Why Did Sullivan Travel?

Wanda Waterman

“There’s a lot to be said for making people laugh. Did you know that’s all some people have? It isn’t much, but it’s better than nothing in this cockeyed caravan.”

~John L. Sullivan in Sullivan’s Travels

“O Brother, Where Art Thou?” did seem like an odd title for a film. Rumoured to have been lifted from The Odyssey, also the story of a hero trying to make his way home, in fact O Brother, Where Art Thou? was named after a fictitious film within the fictitious tale of the fictitious director John Sullivan in the 1941 film Sullivan’s Travels.

It’s the earlier film that I’m going to be talking about today, because it wasn’t only the Coen Brothers who saw in it a cinematic treatise on karma, dharma, maya, enlightenment, and salvation. (Spoiler alert: You may want to watch this movie before you finish reading this article.)

Sullivan’s Plight

John Sullivan has had a pampered and sheltered upbringing. His high station, work ethic, and creative gifts have granted him access to the higher echelons of Hollywood’s film industry, wherein his very person is identified with valuable capital—a mind that can generate mountains of dough.  But his education has granted him a yearning for social justice as well as a rather naïve love for the common man.

Sullivan wants to make films that dignify the poor yet feels ashamed that he himself has never suffered want. He believes that for his new  film project (O Brother, Where Art Thou?) to be authentic he must understand poverty firsthand. His assistants try to talk him out of it, pointing out the danger of placing his inexperienced self in harm’s way as well as the fact that the poor prefer prosperity to being “understood.”

The historical setting looks like the year the film was made—1941. The boys are still at war and the country is suffering the hangover of a long economic downturn, one that has allowed a large and manifold culture to grow up around the hobo life.

Sullivan is smart enough to know he needs awakening but not quite smart enough to know a tiger can’t change its stripes. He’s certain that in order to be truly awake he must experience hardship firsthand (he’s wrong, but he achieves enlightenment anyway). Despite his best efforts Sullivan keeps getting bounced back to Hollywood, or else his crew shows up to rescue him. Karma can be a bitch, but it can also save our butts.

A reversal of Sullivan’s good karma appears in the form of a hobo who wants to be rich and pays for his hubris with his own life. There are penalties for trying to hand back the cards life has dealt you, and this turns out to be just as true for Sullivan as for the dead hobo.

How to really help the poor

Our hero discovers that the poor are the best at delivering themselves from their own misfortunes because they’re in the best position to understand each other’s true needs. It’s not the nobleman in the castle that frees the serfs but rather the serfs themselves. Sullivan sees that anything he gives them will just be sucked into a poverty vortex, and nothing will change. The real reason for his failure is suggested in the words of Jesus when he told the young rich man that if he wanted to be whole he would need to give all his wealth to the poor, which of course the rich man could not do. Neither can Sullivan, who’s only playacting in the world of shadows.

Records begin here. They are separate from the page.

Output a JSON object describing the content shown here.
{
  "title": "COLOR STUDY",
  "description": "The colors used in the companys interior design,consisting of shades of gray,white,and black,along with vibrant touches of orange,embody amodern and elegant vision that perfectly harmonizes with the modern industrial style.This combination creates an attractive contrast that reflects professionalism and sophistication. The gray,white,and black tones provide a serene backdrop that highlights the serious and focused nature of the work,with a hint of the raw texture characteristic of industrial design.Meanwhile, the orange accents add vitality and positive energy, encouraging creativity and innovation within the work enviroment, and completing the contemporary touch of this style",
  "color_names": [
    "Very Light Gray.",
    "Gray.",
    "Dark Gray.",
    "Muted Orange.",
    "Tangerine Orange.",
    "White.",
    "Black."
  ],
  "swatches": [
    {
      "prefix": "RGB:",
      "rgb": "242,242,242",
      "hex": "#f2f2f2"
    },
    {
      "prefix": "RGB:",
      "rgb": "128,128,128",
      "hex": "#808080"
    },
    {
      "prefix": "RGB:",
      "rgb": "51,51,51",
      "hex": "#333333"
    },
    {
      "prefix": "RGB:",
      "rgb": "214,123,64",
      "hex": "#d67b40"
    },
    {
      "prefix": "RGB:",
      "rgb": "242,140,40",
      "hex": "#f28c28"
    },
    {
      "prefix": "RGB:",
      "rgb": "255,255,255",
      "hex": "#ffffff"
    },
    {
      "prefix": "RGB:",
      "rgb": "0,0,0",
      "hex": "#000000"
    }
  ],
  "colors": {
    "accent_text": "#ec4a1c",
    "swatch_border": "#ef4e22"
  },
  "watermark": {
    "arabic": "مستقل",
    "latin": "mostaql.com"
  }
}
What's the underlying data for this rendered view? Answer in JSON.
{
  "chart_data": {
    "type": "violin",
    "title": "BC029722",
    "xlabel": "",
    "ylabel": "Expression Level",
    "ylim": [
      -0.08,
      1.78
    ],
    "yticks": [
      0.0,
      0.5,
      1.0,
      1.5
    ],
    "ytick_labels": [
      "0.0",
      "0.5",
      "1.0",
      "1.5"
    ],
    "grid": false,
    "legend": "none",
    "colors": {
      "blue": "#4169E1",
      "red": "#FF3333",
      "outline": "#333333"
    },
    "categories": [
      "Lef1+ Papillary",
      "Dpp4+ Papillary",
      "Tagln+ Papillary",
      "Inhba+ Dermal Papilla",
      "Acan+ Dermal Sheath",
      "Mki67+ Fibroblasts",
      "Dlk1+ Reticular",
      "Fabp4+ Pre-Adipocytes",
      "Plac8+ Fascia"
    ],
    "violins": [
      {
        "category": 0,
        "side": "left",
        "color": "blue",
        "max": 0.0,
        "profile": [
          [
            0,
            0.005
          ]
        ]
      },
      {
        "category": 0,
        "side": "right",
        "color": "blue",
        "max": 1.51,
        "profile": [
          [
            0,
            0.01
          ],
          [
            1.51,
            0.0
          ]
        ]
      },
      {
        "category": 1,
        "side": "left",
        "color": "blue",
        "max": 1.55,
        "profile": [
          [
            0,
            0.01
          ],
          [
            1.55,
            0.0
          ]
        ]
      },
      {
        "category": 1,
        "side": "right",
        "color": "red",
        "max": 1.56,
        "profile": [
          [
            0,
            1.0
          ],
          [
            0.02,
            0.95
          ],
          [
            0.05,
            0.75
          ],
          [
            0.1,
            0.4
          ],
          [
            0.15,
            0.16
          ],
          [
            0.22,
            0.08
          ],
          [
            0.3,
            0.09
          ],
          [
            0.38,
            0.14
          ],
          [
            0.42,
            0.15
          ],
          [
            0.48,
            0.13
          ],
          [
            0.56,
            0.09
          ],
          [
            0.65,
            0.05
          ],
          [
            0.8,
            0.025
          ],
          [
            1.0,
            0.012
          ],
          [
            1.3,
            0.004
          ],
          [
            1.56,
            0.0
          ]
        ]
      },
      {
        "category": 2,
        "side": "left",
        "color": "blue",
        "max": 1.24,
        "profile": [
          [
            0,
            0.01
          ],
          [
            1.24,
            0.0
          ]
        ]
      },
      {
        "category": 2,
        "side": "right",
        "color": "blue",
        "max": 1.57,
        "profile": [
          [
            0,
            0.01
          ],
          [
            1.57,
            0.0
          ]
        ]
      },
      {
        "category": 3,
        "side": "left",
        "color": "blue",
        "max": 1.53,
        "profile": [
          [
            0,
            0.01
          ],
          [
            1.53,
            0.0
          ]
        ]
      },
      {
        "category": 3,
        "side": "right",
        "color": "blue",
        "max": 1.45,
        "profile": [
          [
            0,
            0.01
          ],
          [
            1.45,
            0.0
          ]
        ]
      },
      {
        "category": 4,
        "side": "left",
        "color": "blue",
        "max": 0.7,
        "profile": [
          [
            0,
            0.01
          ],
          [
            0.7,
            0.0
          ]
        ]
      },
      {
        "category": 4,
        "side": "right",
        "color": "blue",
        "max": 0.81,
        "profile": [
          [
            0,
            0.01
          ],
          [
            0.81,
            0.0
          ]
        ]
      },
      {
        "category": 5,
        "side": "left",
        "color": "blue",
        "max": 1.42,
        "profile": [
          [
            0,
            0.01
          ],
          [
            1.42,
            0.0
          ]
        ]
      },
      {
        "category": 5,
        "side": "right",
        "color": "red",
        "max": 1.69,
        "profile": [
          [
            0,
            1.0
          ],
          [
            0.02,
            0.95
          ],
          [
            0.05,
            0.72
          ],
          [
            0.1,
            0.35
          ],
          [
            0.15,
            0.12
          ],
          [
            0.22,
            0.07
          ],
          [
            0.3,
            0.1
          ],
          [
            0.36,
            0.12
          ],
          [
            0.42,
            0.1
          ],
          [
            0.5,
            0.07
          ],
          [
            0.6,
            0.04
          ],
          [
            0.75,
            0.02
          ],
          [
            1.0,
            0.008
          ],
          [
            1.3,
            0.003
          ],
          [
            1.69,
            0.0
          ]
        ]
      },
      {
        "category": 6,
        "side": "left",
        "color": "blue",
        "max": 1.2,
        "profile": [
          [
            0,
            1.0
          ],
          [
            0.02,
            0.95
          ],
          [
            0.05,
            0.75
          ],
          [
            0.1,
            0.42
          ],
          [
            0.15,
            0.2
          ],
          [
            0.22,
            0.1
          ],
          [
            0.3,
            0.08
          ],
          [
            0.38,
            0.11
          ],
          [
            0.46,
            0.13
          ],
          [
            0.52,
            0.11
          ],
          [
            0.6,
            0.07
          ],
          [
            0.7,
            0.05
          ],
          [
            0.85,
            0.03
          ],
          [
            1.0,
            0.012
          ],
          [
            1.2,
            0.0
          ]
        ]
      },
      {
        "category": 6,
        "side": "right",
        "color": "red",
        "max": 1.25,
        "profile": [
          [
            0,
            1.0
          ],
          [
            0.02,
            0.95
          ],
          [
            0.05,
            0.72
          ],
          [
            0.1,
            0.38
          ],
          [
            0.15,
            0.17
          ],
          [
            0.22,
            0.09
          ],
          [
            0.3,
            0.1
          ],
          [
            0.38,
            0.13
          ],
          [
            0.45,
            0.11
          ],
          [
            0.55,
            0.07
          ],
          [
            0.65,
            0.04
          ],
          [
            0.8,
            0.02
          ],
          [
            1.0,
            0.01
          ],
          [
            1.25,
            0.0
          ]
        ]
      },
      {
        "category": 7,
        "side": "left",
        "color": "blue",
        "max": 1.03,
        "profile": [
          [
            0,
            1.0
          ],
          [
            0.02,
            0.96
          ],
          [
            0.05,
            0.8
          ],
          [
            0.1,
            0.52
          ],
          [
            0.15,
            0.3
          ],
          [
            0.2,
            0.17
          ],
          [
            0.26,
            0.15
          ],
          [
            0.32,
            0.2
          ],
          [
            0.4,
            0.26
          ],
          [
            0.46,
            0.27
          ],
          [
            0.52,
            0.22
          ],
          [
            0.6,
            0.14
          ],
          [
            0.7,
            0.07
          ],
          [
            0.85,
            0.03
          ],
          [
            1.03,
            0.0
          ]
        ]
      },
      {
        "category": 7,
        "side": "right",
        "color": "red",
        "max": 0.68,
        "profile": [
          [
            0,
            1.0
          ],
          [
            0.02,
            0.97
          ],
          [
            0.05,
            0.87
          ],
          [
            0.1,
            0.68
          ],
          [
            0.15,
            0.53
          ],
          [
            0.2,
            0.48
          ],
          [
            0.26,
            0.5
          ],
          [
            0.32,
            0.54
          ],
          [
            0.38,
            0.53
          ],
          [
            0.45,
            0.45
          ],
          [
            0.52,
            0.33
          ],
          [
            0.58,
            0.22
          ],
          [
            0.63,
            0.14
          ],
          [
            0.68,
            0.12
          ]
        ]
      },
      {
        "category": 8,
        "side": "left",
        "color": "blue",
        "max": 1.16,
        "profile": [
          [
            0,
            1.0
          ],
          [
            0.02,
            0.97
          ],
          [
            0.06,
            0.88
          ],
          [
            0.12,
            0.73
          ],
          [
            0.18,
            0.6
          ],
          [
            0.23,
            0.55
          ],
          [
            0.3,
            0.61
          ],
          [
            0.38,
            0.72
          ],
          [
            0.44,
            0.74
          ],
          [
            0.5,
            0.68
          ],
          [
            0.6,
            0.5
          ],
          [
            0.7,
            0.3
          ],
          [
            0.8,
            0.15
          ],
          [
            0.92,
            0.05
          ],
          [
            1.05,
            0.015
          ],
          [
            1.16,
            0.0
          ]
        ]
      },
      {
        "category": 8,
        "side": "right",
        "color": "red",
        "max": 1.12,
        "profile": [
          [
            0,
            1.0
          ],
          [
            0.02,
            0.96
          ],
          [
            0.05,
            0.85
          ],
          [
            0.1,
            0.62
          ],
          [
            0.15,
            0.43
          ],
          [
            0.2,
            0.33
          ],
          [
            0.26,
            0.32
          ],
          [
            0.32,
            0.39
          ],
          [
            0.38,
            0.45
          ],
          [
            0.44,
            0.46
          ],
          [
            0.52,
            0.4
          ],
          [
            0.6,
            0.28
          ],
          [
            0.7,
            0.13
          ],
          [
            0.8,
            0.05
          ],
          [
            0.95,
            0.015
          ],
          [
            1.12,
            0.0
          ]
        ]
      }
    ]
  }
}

When he gets truly cut off from his highfalutin world Sullivan realizes that no one who experiences extreme want would choose it voluntarily. He also learns how poverty degrades the character, compelling people to commit crimes unthinkable had they had enough and been treated with respect.

In the most moving scene a black preacher exhorts his congregation that all men are created equal and leads them in singing “Let My People Go.” The small church is about to open its doors to a horde of dirty prisoners chained together at their ankles, treating them to a series of comic films. For one brief shining hour their troubles are forgotten, their burdens lifted. The kindness with which these descendants of slaves welcome in these prisoners of all races, allowing them to sit up front to enjoy the films, is both touching and illuminating.

A Call to Awakening

Eckhart Tolle has pointed out that laughter is a means of awakening us to what is, that is, a way of not taking things seriously, of allowing the light of acceptance to flood our beings, of recognizing that our pain is brief and that contentment can be found only in gratitude for reality.

After Sullivan is rescued he goes back to Hollywood, deciding to make comedy films instead of the cinematic pity parties he’d planned. He foregoes work on O Brother, Where Art Thou, and that’s fine; the Coen Brothers took up the torch in 2000, with superb results, telling the comic tale of three escaped prisoners and their constantly changing fortunes. It made us laugh– and helped us accept.